Não quero acordar

diário

Quantas manhãs sem o desejo de ver a luz…
Actualmente apenas gosto da escuridão da noite. Até a força do vento desencadeia em mim, uma estranha ira, que me agarra à cama, sempre que possível, até ao período da tarde, quando a luz se começa a esquivar.


Nada é como antes e nem sempre as mudanças são salutares. Dentro de mim há a revolta face ao sistema educativo que nos obriga a passar de ano alunos que nada sabem (ou pior, nada fazem!), dar melhores notas que os colegas da mesma disciplina e do que no ano lectivo passado. A aberração obriga-nos a submetermo-nos, como escravos, aos pés de todo e qualquer Encarregado de Educação ou Presidente de uma escola, com ideias macabras. Agora, que é demasiado tarde, arrependo-me dos erros do passado.

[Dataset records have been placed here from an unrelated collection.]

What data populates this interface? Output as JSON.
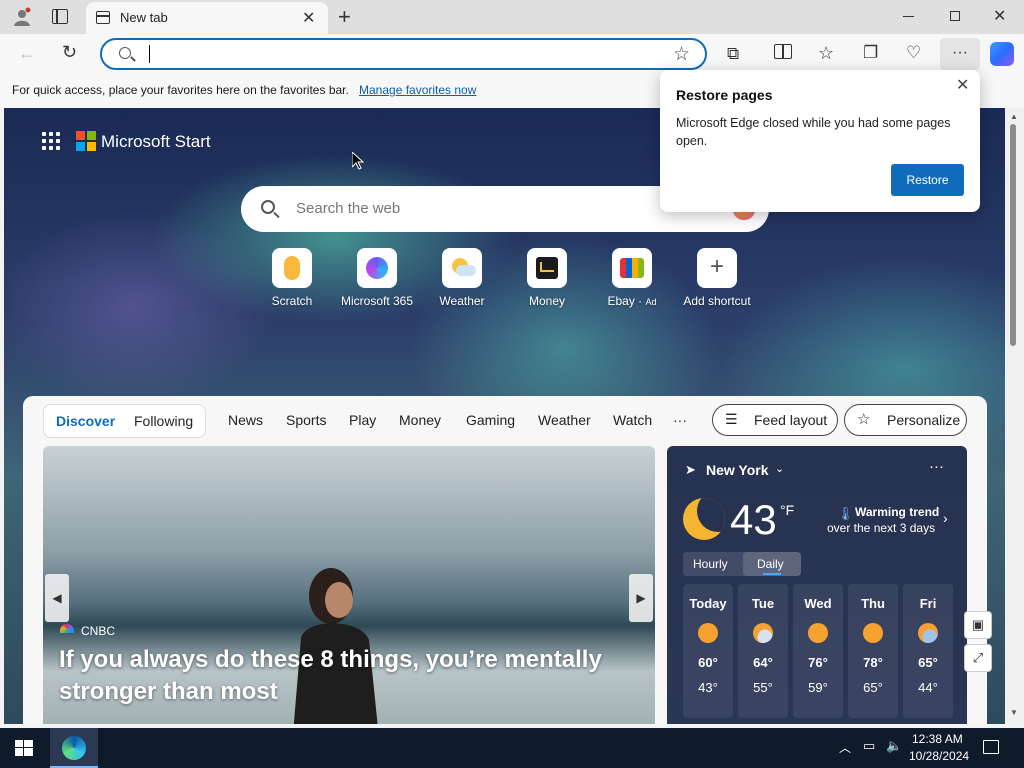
{
  "browser": {
    "tab_title": "New tab",
    "address_value": "",
    "favorites_bar_text": "For quick access, place your favorites here on the favorites bar.",
    "favorites_bar_link": "Manage favorites now"
  },
  "start": {
    "brand": "Microsoft Start",
    "search_placeholder": "Search the web",
    "shortcuts": [
      {
        "label": "Scratch",
        "icon": "scratch-icon"
      },
      {
        "label": "Microsoft 365",
        "icon": "microsoft-365-icon"
      },
      {
        "label": "Weather",
        "icon": "weather-icon"
      },
      {
        "label": "Money",
        "icon": "money-icon"
      },
      {
        "label": "Ebay",
        "icon": "ebay-icon",
        "ad": "Ad"
      },
      {
        "label": "Add shortcut",
        "icon": "plus-icon"
      }
    ]
  },
  "feed": {
    "tabs": [
      "Discover",
      "Following",
      "News",
      "Sports",
      "Play",
      "Money",
      "Gaming",
      "Weather",
      "Watch",
      "···"
    ],
    "feed_layout_label": "Feed layout",
    "personalize_label": "Personalize",
    "hero": {
      "source": "CNBC",
      "headline": "If you always do these 8 things, you’re mentally stronger than most"
    }
  },
  "weather": {
    "location": "New York",
    "temperature": "43",
    "unit": "°F",
    "trend": "Warming trend",
    "trend_detail": "over the next 3 days",
    "toggle": [
      "Hourly",
      "Daily"
    ],
    "days": [
      {
        "day": "Today",
        "high": "60°",
        "low": "43°",
        "icon": "sunny-icon"
      },
      {
        "day": "Tue",
        "high": "64°",
        "low": "55°",
        "icon": "partly-cloudy-icon"
      },
      {
        "day": "Wed",
        "high": "76°",
        "low": "59°",
        "icon": "sunny-icon"
      },
      {
        "day": "Thu",
        "high": "78°",
        "low": "65°",
        "icon": "sunny-icon"
      },
      {
        "day": "Fri",
        "high": "65°",
        "low": "44°",
        "icon": "rain-icon"
      }
    ]
  },
  "popup": {
    "title": "Restore pages",
    "body": "Microsoft Edge closed while you had some pages open.",
    "button": "Restore"
  },
  "taskbar": {
    "time": "12:38 AM",
    "date": "10/28/2024"
  },
  "colors": {
    "accent": "#0f6cbd",
    "taskbar": "#0f1a2b",
    "sun": "#f7a130"
  }
}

Aqueles que não podem ser remediados…
Ainda escuto muitas pessoas de Santa Comba Dão, perguntando aos meus pais: – “Mas o Vosso filho não seguiu medicina?”
Para esta área sei não ter vocação mas tantas outras desperdicei… Porque sonhei com o ensino, desde criança?

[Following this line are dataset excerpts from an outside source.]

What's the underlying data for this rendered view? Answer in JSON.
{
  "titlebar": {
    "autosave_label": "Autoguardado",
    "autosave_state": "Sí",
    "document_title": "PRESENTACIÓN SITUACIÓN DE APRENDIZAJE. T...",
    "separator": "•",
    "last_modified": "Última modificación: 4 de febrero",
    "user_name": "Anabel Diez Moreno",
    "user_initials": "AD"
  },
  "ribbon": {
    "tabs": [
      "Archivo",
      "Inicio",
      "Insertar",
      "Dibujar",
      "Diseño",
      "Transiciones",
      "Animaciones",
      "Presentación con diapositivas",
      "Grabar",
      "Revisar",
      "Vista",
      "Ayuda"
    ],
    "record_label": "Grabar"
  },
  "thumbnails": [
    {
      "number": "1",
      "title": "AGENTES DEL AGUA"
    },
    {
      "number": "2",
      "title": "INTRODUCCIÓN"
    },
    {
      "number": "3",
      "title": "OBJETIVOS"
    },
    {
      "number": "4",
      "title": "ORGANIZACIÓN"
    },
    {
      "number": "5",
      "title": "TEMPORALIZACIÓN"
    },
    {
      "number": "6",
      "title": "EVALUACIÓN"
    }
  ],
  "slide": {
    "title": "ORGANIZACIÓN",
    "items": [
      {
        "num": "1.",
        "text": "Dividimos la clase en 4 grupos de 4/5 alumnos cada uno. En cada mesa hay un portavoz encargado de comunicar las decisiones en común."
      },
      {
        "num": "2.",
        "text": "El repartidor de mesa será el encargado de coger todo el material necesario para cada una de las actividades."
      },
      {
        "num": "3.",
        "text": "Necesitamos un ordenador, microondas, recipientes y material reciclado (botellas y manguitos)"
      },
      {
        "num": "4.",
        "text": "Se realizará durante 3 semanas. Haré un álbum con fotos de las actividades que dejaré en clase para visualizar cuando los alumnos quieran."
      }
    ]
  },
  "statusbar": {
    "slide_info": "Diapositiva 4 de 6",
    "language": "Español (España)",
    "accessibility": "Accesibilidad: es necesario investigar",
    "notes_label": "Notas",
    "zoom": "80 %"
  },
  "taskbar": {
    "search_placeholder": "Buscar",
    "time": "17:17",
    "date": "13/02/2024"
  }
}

O curioso é que há, em mim, muitas palavras, na forma de revolta, que me acorrentam à cama, as quais não consigo exteriorizar e que tudo estou a remeter para a escola. Os amores, a falta de sentido, a falta de oportunidades, a falta de vivências, a falta…

Tudo o que aqui escrevo não deve, na verdade, ter sentido.
Na verdade, não tem. Já nem escrever sei ou lavar a minha alma, tamanho é o meu estado de poluição agreste.
Para além de sexo e cinismo, quais são as outras palavras de ordem, no actual mundo, que me ofusca a visão e concomitante percepção?

 

Seia, 25/11/07 (início de uma ventosa noite de Domingo)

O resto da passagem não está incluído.